It may come as no surprise to many lenders that the percentage of student loan borrowers leaving college with more than $20,000 in debt has doubled during the past decade, according to a report released by the Consumer Financial Protection Bureau (CFPB), titled “CFPB Data Point: Student Loan Repayment.”
The report analyzed credit reports from more than 1 million student loan borrowers who began repaying their loans between 2002 and 2014, as well as their repayment experience through 2016.
“The bureau’s research shows that people are taking on more student debt later in life, and having a tougher time paying it back,” CFPB Director Richard Cordray said in a press release. “Many employers have taken notice and are developing student loan repayment programs to assist employees in tackling their student debt. Our recommendations are aimed at helping employers ensure these innovative programs deliver their intended benefits.”
Cordray’s remarks refer to a separate report featuring numerous recommendations the bureau compiled to help employers and other companies that manage benefits programs maximize the benefits such programs provide borrowers, titled “Innovation Highlights: Emerging Student Loan Repayment Assistance Programs.”
The findings indicate that more than 40 percent of student loan borrowers left school with student debt totaling $20,000 or more, 30 percent were not paying down their loan balances after five years of repayment and about 50 percentage of borrowers do not begin repaying student loans until after the age of 34, which is double the percentage of roughly a decade ago. Conversely, the percentage of consumers beginning to repay student loans before the age of 25 has decreased from 30 percent to 15 percent.

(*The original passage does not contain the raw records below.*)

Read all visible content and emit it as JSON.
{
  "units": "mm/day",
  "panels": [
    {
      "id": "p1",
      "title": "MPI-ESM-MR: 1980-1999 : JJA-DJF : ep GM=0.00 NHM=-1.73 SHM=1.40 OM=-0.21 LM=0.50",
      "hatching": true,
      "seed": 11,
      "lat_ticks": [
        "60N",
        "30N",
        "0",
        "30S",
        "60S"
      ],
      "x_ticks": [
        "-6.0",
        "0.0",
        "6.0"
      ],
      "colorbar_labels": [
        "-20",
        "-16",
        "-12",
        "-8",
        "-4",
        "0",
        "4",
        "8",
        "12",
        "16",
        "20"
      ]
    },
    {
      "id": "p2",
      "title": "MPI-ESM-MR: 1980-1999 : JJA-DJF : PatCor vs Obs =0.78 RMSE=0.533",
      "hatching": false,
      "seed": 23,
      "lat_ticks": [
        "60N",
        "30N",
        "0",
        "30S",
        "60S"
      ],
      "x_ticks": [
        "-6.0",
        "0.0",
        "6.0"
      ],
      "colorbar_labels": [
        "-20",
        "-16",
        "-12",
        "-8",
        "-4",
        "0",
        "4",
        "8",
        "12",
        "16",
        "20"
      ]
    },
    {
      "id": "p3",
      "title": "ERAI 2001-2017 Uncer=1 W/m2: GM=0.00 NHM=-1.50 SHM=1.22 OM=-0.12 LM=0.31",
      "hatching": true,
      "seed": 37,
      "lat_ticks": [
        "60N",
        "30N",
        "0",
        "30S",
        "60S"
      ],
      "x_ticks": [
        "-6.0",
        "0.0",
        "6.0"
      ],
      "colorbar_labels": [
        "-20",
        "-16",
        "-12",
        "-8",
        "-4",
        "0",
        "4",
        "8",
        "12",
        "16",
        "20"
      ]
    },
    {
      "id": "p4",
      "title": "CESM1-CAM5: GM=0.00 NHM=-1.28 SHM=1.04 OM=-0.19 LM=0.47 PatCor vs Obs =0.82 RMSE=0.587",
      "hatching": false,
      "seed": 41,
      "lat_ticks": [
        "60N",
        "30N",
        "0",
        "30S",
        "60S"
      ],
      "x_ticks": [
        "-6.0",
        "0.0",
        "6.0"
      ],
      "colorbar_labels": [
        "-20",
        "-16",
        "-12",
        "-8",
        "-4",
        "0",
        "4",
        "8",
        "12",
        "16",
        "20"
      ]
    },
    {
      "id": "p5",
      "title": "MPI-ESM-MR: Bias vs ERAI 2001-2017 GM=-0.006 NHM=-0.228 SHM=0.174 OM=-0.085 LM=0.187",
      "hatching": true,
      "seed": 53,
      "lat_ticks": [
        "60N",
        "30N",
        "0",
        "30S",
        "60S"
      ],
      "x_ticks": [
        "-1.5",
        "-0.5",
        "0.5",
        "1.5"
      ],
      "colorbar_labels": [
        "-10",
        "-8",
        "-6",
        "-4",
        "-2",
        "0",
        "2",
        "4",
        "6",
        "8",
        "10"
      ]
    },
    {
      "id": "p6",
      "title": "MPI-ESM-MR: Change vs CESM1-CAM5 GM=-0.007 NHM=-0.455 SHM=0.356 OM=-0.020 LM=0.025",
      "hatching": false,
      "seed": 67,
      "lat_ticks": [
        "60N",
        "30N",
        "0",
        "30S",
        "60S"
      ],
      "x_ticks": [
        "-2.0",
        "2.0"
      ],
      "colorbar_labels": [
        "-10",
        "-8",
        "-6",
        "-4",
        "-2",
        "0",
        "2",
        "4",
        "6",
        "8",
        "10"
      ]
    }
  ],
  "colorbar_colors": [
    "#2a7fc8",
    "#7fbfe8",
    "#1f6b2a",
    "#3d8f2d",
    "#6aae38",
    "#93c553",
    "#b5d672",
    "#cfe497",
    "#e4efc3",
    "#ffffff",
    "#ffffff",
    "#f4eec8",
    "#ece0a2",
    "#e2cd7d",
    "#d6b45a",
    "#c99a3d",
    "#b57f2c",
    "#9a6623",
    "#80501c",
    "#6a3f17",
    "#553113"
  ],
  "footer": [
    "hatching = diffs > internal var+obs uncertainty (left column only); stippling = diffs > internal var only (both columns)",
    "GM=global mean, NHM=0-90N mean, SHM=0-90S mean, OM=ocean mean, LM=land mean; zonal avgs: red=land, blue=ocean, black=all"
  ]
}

The report also notes that about 23 percent of borrowers are not making payments large enough to reduce their student loan balances within 10 years of starting repayment, and more than 60 percent of those borrowers’ balances become delinquent. Many of them benefit from programs that allow them to stay current on their loans.
“[T]he share of borrowers not making payments large enough to reduce their balances has increased, particularly among borrowers with loans smaller than $20,000,” the report states. “Indeed, five years after starting repayment over 23 [percent] of these small-loan borrowers in recent cohorts are not making payments large enough to reduce their balances. While some of this trend likely reflects the growth of income-driven repayment plans, over half of this group is made up of borrowers who are delinquent or in default on their student loans.”
The bureau noted that the student loan market has seen rapid growth over the past decade. With approximately 44 million American borrowers owing money, the combined total of outstanding federal and private student loan debt exceeds $1.4 trillion. The majority of that debt is from federal loans.